Als Bruder Pilegrinus mich so bemerkte, setzte er sich zu uns und sagte: „Mein lieber Liutprand, wohl sehe ich, dass Euch etwas peinigt, doch weiß ich nicht, wie Euch zu helfen sein wird. Ist es ein Backenzahn?“
Ich blickte ihn an, nickte kurz und versank erneut in Betrübnis.
„Mir hat in früheren Jahren oft geholfen“, fuhr er fort, „jeden Morgen nach dem ersten Gebet einem grünen Teichfrosche ins Maul zu spucken und ihm mit den Worten ‚Nimm das Übel mit!’ allen Schmerz zu übertragen. Dieses war dreimal zu wiederholen und dann jeden Tag weiter, solange die Schmerzen nicht fort sind. Und es hat immer gute Wirkung getan.“
So riet er mir, ebenfalls in diesem Sinne zu verfahren, und ich hoffte und betete, dass er recht haben möge. Und wenn es half, die Last des Schmerzes etwas leichter zu ertragen, wollte ich schon zufrieden sein, auch wenn grüne Teichfrösche in dieser Gegend vielleicht nicht eben leicht zu beschaffen waren. Wir würden die gemeinen Bauern in einem nahegelegenen Dorfe danach fragen müssen.
Eine Stunde, bevor die Dunkelheit hereinbrach, hieß uns der Schiffsmeister an Land gehen, weil er sein vorbestimmtes Ziel erreicht hatte. Die Stelle zum Anlanden bestand aus nicht viel mehr als einem kleinen Steg, der wie ein Dorn in den Fluss ragte und einen gar gebrechlichen Eindruck machte. Der Steg lag auf der linken Seite des Ufers, etwas weiter voraus auf der rechten Seite erblickte ich eine Feste, die auf einem felsigen Vorsprunge erbaut war und den Fluss zwang, einen großen Bogen drum herum zu machen. Sie wirkte recht bedrohlich, ganz aus grauem Stein erbaut, und es lagen mindestens siebzig Ellen Fels zwischen dem Fluss und dem ersten gehauenen Stein. Auf einer der oberen Zinnen des wehrhaften Turmes entdeckte Franco zwei Wachen mit Helmen, für meine schwächer werdenden Augen waren sie bereits viel zu klein geworden. Aus diesem Grunde war ich ganz froh, dass die Feste auf der anderen Seite lag. Wir würden es dem Fluss gleichtun und einen großen Bogen um sie herummachen.

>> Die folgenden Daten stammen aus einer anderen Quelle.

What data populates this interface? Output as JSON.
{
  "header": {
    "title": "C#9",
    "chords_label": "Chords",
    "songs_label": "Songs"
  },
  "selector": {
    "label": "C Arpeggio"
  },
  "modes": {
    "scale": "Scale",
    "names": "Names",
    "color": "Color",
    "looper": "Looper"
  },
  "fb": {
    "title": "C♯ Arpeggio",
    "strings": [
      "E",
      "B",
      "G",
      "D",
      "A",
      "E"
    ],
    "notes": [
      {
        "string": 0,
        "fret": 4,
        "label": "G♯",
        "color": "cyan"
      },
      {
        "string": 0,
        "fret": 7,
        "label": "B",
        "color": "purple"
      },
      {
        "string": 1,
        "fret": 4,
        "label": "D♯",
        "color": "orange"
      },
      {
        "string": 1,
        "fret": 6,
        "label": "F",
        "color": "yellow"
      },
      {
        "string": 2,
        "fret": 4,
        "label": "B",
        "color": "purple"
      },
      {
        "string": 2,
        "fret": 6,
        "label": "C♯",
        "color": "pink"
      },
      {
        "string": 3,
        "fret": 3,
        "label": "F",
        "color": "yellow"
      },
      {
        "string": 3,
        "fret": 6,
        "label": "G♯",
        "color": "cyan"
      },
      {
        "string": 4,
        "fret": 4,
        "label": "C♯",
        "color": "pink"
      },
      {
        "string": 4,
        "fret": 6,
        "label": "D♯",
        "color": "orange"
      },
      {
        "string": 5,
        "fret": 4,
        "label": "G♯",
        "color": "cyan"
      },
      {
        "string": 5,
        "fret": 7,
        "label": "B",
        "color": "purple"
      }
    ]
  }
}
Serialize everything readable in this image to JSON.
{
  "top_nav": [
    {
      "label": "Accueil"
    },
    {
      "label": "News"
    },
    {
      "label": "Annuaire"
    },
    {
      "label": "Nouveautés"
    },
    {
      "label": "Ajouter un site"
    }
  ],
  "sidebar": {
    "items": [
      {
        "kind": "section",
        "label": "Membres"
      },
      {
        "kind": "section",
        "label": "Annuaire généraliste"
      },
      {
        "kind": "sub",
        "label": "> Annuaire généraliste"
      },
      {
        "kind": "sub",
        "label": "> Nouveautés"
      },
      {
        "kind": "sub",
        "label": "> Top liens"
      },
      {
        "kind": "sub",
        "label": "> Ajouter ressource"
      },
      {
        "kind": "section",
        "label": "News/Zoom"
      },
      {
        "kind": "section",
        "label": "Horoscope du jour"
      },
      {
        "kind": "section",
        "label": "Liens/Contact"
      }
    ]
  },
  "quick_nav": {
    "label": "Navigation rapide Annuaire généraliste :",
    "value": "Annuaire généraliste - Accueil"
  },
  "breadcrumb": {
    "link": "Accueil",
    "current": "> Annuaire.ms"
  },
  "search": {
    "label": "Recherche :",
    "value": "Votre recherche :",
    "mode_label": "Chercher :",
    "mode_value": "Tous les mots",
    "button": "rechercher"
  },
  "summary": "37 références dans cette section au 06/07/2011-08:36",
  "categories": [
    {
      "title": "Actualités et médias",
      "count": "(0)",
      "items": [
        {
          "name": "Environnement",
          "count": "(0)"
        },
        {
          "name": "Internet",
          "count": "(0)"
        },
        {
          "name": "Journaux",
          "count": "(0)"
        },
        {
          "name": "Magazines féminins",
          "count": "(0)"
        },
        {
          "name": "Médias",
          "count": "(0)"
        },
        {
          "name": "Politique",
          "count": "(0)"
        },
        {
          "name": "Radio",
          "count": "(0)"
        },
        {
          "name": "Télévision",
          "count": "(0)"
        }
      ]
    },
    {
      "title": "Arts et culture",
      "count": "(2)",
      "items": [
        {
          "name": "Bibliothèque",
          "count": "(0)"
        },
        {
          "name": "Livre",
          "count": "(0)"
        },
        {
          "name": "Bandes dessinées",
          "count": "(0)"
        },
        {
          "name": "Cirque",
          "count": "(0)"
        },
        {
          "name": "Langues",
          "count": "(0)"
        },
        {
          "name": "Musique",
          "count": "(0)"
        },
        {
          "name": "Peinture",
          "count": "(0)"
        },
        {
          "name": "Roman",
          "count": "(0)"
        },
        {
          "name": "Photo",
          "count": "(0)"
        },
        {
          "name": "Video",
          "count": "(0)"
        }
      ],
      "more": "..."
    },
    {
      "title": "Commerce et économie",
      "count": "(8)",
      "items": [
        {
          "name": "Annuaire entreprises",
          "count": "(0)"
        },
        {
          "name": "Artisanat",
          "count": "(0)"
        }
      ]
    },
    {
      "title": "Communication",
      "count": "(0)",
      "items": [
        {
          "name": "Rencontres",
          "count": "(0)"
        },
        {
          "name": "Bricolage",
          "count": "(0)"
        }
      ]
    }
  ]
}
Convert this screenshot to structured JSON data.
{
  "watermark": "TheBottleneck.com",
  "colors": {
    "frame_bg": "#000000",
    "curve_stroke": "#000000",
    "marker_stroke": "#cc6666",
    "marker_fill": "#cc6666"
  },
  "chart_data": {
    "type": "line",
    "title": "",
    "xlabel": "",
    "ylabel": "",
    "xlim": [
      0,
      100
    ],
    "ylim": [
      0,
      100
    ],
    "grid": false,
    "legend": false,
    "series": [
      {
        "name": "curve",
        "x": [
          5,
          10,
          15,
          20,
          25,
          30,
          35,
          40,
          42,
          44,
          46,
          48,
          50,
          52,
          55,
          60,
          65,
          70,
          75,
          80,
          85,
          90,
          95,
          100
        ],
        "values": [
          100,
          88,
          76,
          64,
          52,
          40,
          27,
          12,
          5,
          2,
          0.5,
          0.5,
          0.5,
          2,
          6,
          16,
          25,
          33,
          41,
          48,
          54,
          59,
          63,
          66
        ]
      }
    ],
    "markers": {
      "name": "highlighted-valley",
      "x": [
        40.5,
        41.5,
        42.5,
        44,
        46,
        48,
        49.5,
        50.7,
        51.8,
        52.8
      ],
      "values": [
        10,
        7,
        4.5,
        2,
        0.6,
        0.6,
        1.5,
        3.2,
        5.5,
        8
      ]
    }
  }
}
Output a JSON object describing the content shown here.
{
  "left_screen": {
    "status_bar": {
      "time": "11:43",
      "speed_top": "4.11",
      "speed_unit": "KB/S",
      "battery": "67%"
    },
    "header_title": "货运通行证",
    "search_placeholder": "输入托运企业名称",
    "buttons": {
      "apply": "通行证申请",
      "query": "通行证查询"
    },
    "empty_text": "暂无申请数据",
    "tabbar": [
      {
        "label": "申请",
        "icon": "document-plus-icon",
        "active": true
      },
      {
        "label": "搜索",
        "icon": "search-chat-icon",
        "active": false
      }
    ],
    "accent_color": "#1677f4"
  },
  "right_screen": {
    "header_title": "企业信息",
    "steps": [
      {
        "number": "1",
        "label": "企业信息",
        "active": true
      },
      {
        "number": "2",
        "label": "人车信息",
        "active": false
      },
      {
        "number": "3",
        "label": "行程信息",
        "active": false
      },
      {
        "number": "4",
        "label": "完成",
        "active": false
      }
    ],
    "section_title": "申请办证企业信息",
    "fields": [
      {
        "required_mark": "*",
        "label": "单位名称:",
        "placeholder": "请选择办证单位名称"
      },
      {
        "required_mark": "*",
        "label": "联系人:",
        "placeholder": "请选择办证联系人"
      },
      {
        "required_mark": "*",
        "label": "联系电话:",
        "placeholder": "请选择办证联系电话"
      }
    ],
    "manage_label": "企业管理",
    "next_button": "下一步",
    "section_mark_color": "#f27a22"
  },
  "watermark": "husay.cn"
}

Der Schiffsmeister wollte seinem Gehilfen an Land gerade eine Leine für den Steg zuwerfen, als plötzlich die fünf Reiter mit ihren kleinwüchsigen Pferden und lautem Gebrüll um die Ecke geritten kamen, als hätten sie nur darauf gewartet, dass wir uns dem diesseitigen Ufer näherten. Dem Schiffsmeister fuhr der Schreck in die Glieder, und nicht nur ihm, sondern auch mir, als ich die gespannten Bögen bei zweien von ihnen sah. Der Gehilfe wurde von einem krummen Pfeil ins Bein getroffen und stürzte sogleich ins Wasser. Ich weiß nicht, ob er es absichtlich tat, um sein Leben zu retten, oder unabsichtlich, weshalb er dann wohl untergegangen und dem Tode geweiht wäre. Da ich nun aber viel zu sehr mit mir selbst und meinem eigenen Überleben beschäftigt war, konnte ich sein Schicksal nicht weiterverfolgen.